Tifenn Raffray is psychiatrist-psychotherapist and co-medical director of the Florimont Sleep Centre in Lausanne.
Sleep diary
Nearly a third of the Swiss population suffers from sleep disorders, either moderately (26%) or pathologically (7%). For insomnia, whether or not it is worsened by orthosomnia, CBT-I — cognitive behavioural therapy for insomnia — is considered the most effective treatment, with a success rate of 70% to 80%. It consists of psychotherapeutic support delivered over three to eight sessions. Patients keep a seven- to fifteen-day sleep diary, recording bedtime, estimated sleep time, state upon waking, and daytime functioning. "The most accurate way to assess sleep quantity and quality is through subjective experience. That is why patients' entries in a sleep diary are the most reliable measure of it," explains Geoffroy Solelhac.

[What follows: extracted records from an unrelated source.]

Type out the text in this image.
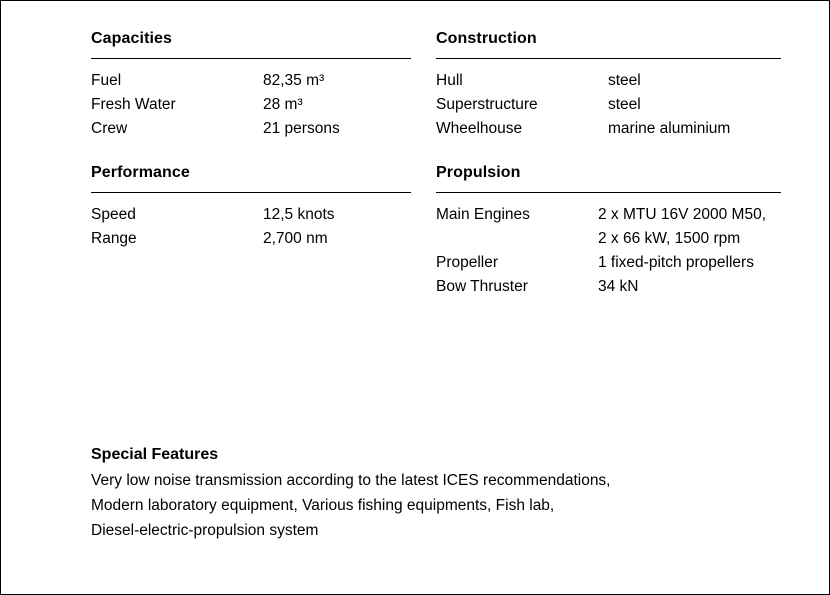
Capacities
Fuel	82,35 m³
Fresh Water	28 m³
Crew	21 persons
Performance
Speed	12,5 knots
Range	2,700 nm
Construction
Hull	steel
Superstructure	steel
Wheelhouse	marine aluminium
Propulsion
Main Engines	2 x MTU 16V 2000 M50,
	2 x 66 kW, 1500 rpm
Propeller	1 fixed-pitch propellers
Bow Thruster	34 kN
Special Features
Very low noise transmission according to the latest ICES recommendations,
Modern laboratory equipment, Various fishing equipments, Fish lab,
Diesel-electric-propulsion system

In Switzerland, only 1% of patients benefit from CBT-I, according to a 2020 study in the Journal of Sleep Research. "Many doctors do not know this treatment or whom to refer their patients to," regrets Raffray. The number of therapists trained in CBT-I is also far too low. This situation explains the long periods of trial and error and the persistently high rate of prescriptions for sleeping pills. "Given the scale of the problem, political support would be needed to remedy these shortcomings."

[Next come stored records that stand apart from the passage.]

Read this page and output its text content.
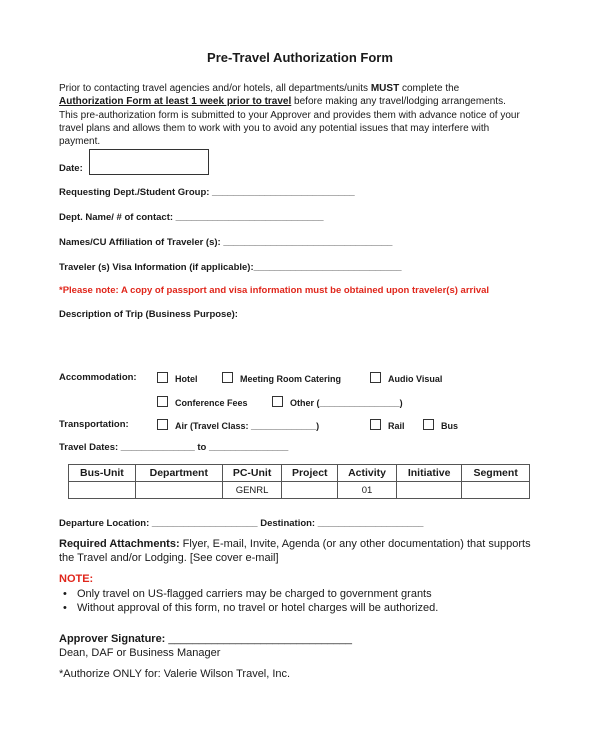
Pre-Travel Authorization Form
Prior to contacting travel agencies and/or hotels, all departments/units MUST complete the
Authorization Form at least 1 week prior to travel before making any travel/lodging arrangements.
This pre-authorization form is submitted to your Approver and provides them with advance notice of your
travel plans and allows them to work with you to avoid any potential issues that may interfere with
payment.
Date:
Requesting Dept./Student Group: ___________________________
Dept. Name/ # of contact: ____________________________
Names/CU Affiliation of Traveler (s): ________________________________
Traveler (s) Visa Information (if applicable):____________________________
*Please note: A copy of passport and visa information must be obtained upon traveler(s) arrival
Description of Trip (Business Purpose):
Accommodation:	Hotel	Meeting Room Catering	Audio Visual
Conference Fees	Other (________________)
Transportation:	Air (Travel Class: _____________)	Rail	Bus
Travel Dates: ______________ to _______________
Bus-Unit	Department	PC-Unit	Project	Activity	Initiative	Segment
		GENRL		01		
Departure Location: ____________________ Destination: ____________________
Required Attachments: Flyer, E-mail, Invite, Agenda (or any other documentation) that supports
the Travel and/or Lodging. [See cover e-mail]
NOTE:
• Only travel on US-flagged carriers may be charged to government grants
• Without approval of this form, no travel or hotel charges will be authorized.
Approver Signature: ______________________________
Dean, DAF or Business Manager
*Authorize ONLY for: Valerie Wilson Travel, Inc.
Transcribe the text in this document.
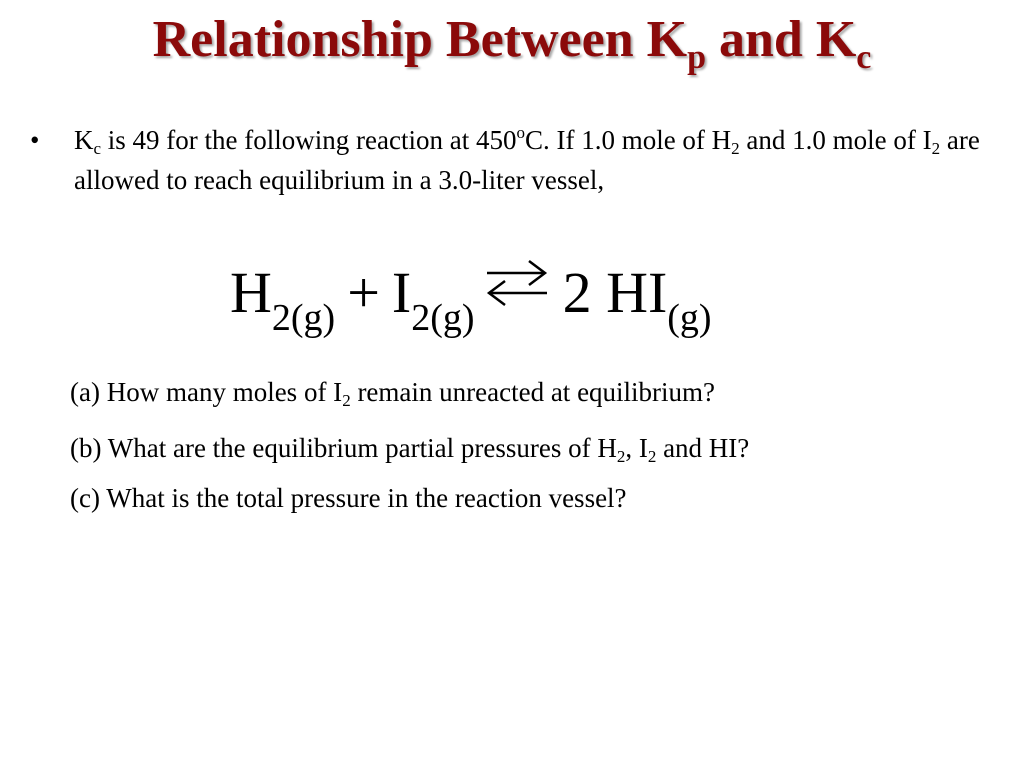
Relationship Between $K_p$ and $K_c$
•	$K_c$ is 49 for the following reaction at 450$^o$C. If 1.0 mole of $H_2$ and 1.0 mole of $I_2$ are allowed to reach equilibrium in a 3.0-liter vessel,
$H_{2(g)} + I_{2(g)}$ ⇌ 2 $HI_{(g)}$
(a) How many moles of $I_2$ remain unreacted at equilibrium?
(b) What are the equilibrium partial pressures of $H_2$, $I_2$ and HI?
(c) What is the total pressure in the reaction vessel?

3 Questions for Geoffroy Solelhac
IV Cognitive behavioural therapy (CBT-I) involves restricting time in bed. Isn’t that counterintuitive?
GEOFFROY SOLELHAC Insomnia can be considered an awakening disorder: these patients spend a lot of time in bed without sleeping. The aim is therefore to recover a continuous sleep block by limiting the time spent in bed to the time we are asleep, without focusing on a specific amount of sleep. This process will make the patients drowsy and significantly improve the quality of their sleep. Sleep duration is addressed later.
IV A study reveals that people with sleep disorders sleep better than they realise. How can this be explained?
GS In cases of insomnia, people often sleep longer than they realise. However, very detailed analyses of the electroencephalogram, for example, show that their sleep is different and impaired compared with that of good sleepers, despite a similar sleep duration. These people present a hyperarousal state that can be measured through various parameters. Their subjective experience, therefore, remains the most important factor in assessing their sleep in the clinic.
IV What are the best tips for ensuring good-quality sleep?
GS Get up at a set time, even on weekends; expose yourself to daylight in the morning; exercise regularly; go to bed when you feel drowsy, not before, and reserve the bed for sleep only. I also recommend keeping the room temperature between 17 and 18 degrees in winter, keeping the sleep area quiet, and allowing yourself a moment to decompress in the evening without screens.